Allow users to add a disabled option to rules in reflex.yaml

[mcbanderson]

If users want to turn off a rule, they should be able to specify enabled: false or something equivalent in their reflex.yaml configuration for a rule instead of having to delete it.

[rjulian]

I'm having trouble reasoning how this would enhance the user-experience. I don't feel like deleting the item is any less work than specifying "enabled" or "disabled". If anything, we're adding confusion about having two possible ways of not enabling a rule.

[mcbanderson]

Here's a scenario in which I view an enabled: false flag being useful:

A team realizes there is an issue with their current usage of a rule (it is changing the configuration of a production resource, leading to an outage. Or they haven't created an exemption in their exemption system for a development account, leading to an inordinate number of alerts to the SOC team).

Because of this issue, they want to temporarily disable the rule while they resolve the underlying issue(s).

With our current setup, their only option is to delete the rule from reflex.yaml. Once the underlying issue is resolved, someone on the team needs to remember that the rule was disabled, go into their Git history and re-add the full rule.

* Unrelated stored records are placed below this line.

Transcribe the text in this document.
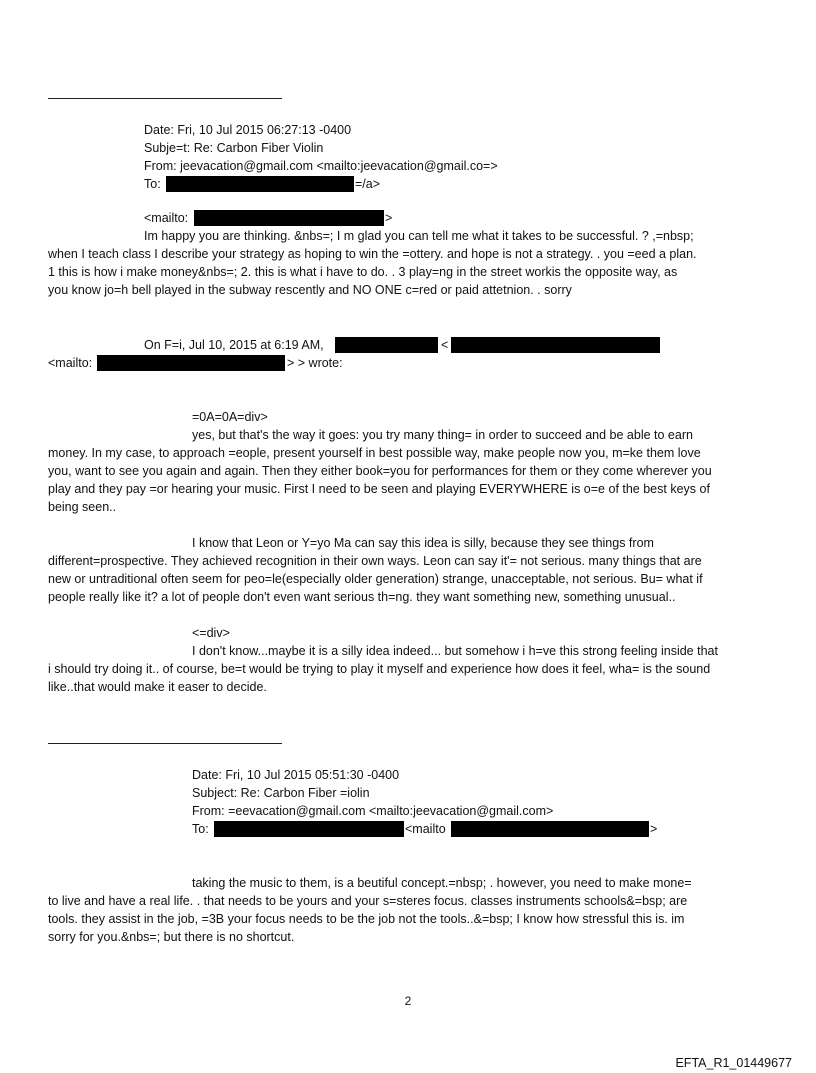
Date: Fri, 10 Jul 2015 06:27:13 -0400
Subje=t: Re: Carbon Fiber Violin
From: jeevacation@gmail.com <mailto:jeevacation@gmail.co=>
To:	=/a>
<mailto:	>
Im happy you are thinking. &nbs=; I m glad you can tell me what it takes to be successful. ? ,=nbsp;
when I teach class I describe your strategy as hoping to win the =ottery. and hope is not a strategy. . you =eed a plan.
1 this is how i make money&nbs=; 2. this is what i have to do. . 3 play=ng in the street workis the opposite way, as
you know jo=h bell played in the subway rescently and NO ONE c=red or paid attetnion. . sorry
On F=i, Jul 10, 2015 at 6:19 AM,	<
<mailto:	> > wrote:
=0A=0A=div>
yes, but that's the way it goes: you try many thing= in order to succeed and be able to earn
money. In my case, to approach =eople, present yourself in best possible way, make people now you, m=ke them love
you, want to see you again and again. Then they either book=you for performances for them or they come wherever you
play and they pay =or hearing your music. First I need to be seen and playing EVERYWHERE is o=e of the best keys of
being seen..
I know that Leon or Y=yo Ma can say this idea is silly, because they see things from
different=prospective. They achieved recognition in their own ways. Leon can say it'= not serious. many things that are
new or untraditional often seem for peo=le(especially older generation) strange, unacceptable, not serious. Bu= what if
people really like it? a lot of people don't even want serious th=ng. they want something new, something unusual..
<=div>
I don't know...maybe it is a silly idea indeed... but somehow i h=ve this strong feeling inside that
i should try doing it.. of course, be=t would be trying to play it myself and experience how does it feel, wha= is the sound
like..that would make it easer to decide.
Date: Fri, 10 Jul 2015 05:51:30 -0400
Subject: Re: Carbon Fiber =iolin
From: =eevacation@gmail.com <mailto:jeevacation@gmail.com>
To:	<mailto	>
taking the music to them, is a beutiful concept.=nbsp; . however, you need to make mone=
to live and have a real life. . that needs to be yours and your s=steres focus. classes instruments schools&=bsp; are
tools. they assist in the job, =3B your focus needs to be the job not the tools..&=bsp; I know how stressful this is. im
sorry for you.&nbs=; but there is no shortcut.
2
EFTA_R1_01449677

But if someone forgets, or there is a miscommunication about who is going to do that, there will be no reminder directly in reflex.yaml that a rule is disabled and needs to be re-enabled, increasing the likelihood that the rule will be forgotten and never re-enabled.

With an enabled: false flag, the risk of this occurring is reduced, and sophisticated teams could even write automation to detect and alert on rules that have been disabled for a certain amount of time, or automatically create PRs to re-enable.